Project Hamilton, the research project of the United States Federal Reserve Bank of Boston and Massachusetts Institute of Technology (MIT), announced its conclusion in the runup to Christmas. The two-year project looked at the technical aspects of a hypothetical United States digital dollar central bank digital currency (CBDC).
“Project Hamilton took critical early steps toward a deeper understanding of how money might work better for all,” Boston Fed executive vice president Jim Cunha said in a statement announcing the conclusion of the project.
In February, the technologically “agnostic” project released a white paper and open-source research software called OpenCBDC in two versions, only one of which used distributed ledger technology. At that time, organizers promised that continuing research would look at “privacy, auditability, programmability, interoperability, and more.”

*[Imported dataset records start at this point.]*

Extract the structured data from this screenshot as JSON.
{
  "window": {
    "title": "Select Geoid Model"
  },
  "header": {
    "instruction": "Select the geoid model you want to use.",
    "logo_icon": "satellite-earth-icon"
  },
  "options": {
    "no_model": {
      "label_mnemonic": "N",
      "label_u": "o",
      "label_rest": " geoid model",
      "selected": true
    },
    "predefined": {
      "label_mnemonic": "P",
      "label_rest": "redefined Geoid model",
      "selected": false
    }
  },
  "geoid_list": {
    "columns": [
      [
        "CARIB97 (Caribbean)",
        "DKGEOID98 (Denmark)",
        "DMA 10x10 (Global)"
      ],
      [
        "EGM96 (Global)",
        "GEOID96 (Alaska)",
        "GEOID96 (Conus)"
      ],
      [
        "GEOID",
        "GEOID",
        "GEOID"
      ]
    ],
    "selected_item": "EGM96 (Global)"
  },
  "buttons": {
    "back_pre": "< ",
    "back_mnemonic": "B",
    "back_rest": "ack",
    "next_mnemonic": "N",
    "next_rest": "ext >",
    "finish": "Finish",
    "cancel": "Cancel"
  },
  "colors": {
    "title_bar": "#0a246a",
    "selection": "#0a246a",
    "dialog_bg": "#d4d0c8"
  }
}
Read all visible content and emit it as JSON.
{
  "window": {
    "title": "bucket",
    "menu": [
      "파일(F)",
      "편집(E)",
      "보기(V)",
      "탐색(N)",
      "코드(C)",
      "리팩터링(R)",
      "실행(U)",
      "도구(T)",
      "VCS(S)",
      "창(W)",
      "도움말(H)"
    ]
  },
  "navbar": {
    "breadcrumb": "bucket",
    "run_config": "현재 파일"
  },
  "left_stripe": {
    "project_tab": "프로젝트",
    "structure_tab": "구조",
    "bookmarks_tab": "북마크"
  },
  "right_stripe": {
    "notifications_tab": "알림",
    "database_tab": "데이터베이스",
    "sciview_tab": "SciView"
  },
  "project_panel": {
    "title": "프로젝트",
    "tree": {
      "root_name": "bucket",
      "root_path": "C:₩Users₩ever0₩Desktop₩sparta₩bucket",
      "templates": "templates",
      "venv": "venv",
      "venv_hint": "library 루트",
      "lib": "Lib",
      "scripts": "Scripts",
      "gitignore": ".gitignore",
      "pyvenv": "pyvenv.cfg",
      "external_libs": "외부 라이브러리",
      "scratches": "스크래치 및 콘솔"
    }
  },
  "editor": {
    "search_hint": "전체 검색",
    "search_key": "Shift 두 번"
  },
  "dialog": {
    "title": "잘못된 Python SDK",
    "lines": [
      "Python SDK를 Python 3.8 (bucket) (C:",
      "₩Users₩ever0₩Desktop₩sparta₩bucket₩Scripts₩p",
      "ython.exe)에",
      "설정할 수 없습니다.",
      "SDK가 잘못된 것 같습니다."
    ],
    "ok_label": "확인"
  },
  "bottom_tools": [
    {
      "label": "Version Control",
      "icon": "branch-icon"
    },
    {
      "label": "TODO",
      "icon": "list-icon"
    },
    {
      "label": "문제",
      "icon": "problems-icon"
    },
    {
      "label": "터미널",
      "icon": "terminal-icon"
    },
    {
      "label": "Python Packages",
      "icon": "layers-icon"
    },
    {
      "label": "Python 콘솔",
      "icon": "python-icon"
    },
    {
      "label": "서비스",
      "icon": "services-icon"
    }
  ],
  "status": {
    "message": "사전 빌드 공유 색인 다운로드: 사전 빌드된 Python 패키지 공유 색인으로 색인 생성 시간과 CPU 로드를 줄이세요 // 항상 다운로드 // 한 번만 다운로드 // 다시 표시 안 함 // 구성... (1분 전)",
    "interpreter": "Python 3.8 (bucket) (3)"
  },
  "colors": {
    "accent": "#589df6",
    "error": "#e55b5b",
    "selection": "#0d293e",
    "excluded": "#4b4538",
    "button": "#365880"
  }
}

In its Dec. 22 announcement, the Boston Fed stated:
“Researchers at the Boston Fed and MIT said they plan to release additional retrospectives on Project Hamilton’s findings in the coming months.”
MIT’s Digital Currency Initiative (DCI), which is the organization that had partnered with the Boston Fed, is expected to hold a “research release” on Jan. 12, 2023.
— Digital Currency Initiative (@mitDCI) December 8, 2022
The Fed also hinted that work had continued on OpenCBDC, noting that it had reaching a throughput rate of 1.84 million transactions per second. That is presumably on the non-blockchain version, which had reached 1.7 million transactions per second as of February. The blockchain version processed 170,000 transactions per second as of that time.
Project Hamilton was the subject of a letter from nine U.S. legislators headed by Rep. Tom Emmer addressed to Boston Fed president Susan Collins on Dec. 1. The Congress members wrote:
“There has been insufficient visibility into the interaction between Project Hamilton and the private sector.”
The letter’s authors asked about the involvement of private firms in the research and expressed concern about unfair advantages for research participants in future CBDC development. They also asked about the project’s approach to privacy. They requested written responses without suggesting a deadline.
The letter did not name specific private firms associated with the project. The white paper did not acknowledge any private involvement.
Emmer is an opponent of CBDCs and introduced legislation in January to prohibit the Fed from issuing a U.S. CBDC directly to consumers.